What’s generically referred to as a “score” is usually the numerical index assigned to a person’s credit history by one of several organizations, with the most-common being the FICO (“Fair Isaac Credit Organization”) score. Each of the three major credit reporting bureaus (TransUnion, Experian, Equifax) have their own internal scores, but FICO is considered the industry standard.

Never forget that a “low” score (usually, 600 or below is considered a low score nowadays, though some bureaus now consider 650 to be low) can end up costing a person looking for consumer credit or a home or auto loan a great deal in terms of it being more expensive to borrow that money. And employers are beginning to look increasingly at a score and credit history in terms of hiring decisions.

There are reasons for this phenomenon, including that employers are concluding that a credit history and score might provide a clue as to what a prospective employee’s work ethic or on-the-job performance may be once he or she is hired. Many HR experts dispute this belief, and the law says that an employer must obtain permission before accessing a person’s credit history and score.

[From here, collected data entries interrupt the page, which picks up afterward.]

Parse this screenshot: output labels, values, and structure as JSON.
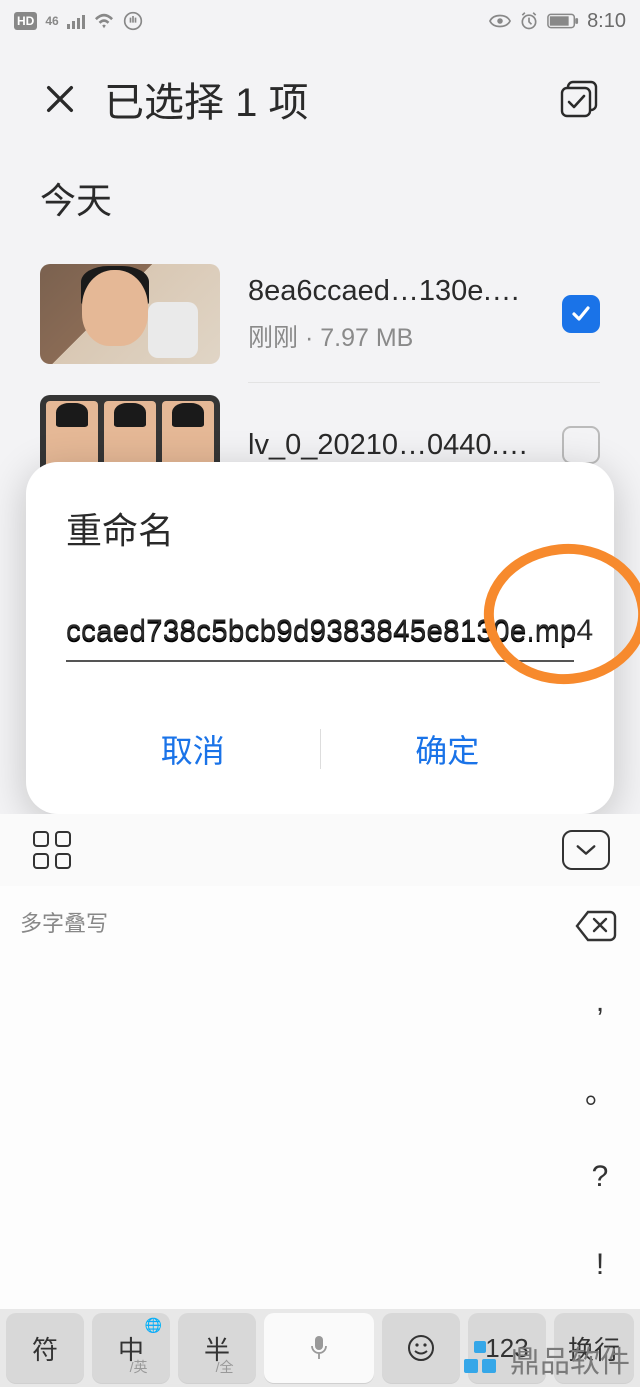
{
  "statusbar": {
    "time": "8:10"
  },
  "header": {
    "title": "已选择 1 项"
  },
  "section": {
    "heading": "今天"
  },
  "files": [
    {
      "name": "8ea6ccaed…130e.mp4",
      "meta": "刚刚 · 7.97 MB",
      "checked": true
    },
    {
      "name": "lv_0_20210…0440.mp4",
      "meta": "",
      "checked": false
    }
  ],
  "dialog": {
    "title": "重命名",
    "value": "ccaed738c5bcb9d9383845e8130e.mp4",
    "cancel": "取消",
    "confirm": "确定"
  },
  "keyboard": {
    "hint": "多字叠写",
    "right": [
      ",",
      "。",
      "?",
      "!"
    ],
    "bottom": {
      "sym": "符",
      "zh": "中",
      "zh_sub": "/英",
      "half": "半",
      "half_sub": "/全",
      "num": "123",
      "enter": "换行"
    }
  },
  "watermark": {
    "text": "鼎品软件"
  }
}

Also, it’s becoming more difficult to obtain a mortgage these days with a low score. In fact, those with such scores might not be able to get a loan at all without a significant down payment. And even auto insurers are getting in on the act and are pulling credit reports before extending indemnity coverage, though more than a few states are starting to outlaw that practice.

The things to do to raise a credit score are fairly common sense and revolve around paying things on time. FICO has recently released information that allows people to see how it goes about formulating a score and it confirms the need to avoid bankruptcy or home foreclosure if at all possible. Both those actions can lower scores by about 200 points. A late credit card payment can drop a score 10 points, at minimum.

Keep in mind that credit cards that are maxed out or near their upper limits can drop a credit score by up to 50 points. It can also be raised gradually by paying down amounts owed (improving the debt-to-earnings ratio) and by making payments on credit cards that are a little bit more than the minimum payment needed. Individual credit is an individual’s responsibility, and never forget that.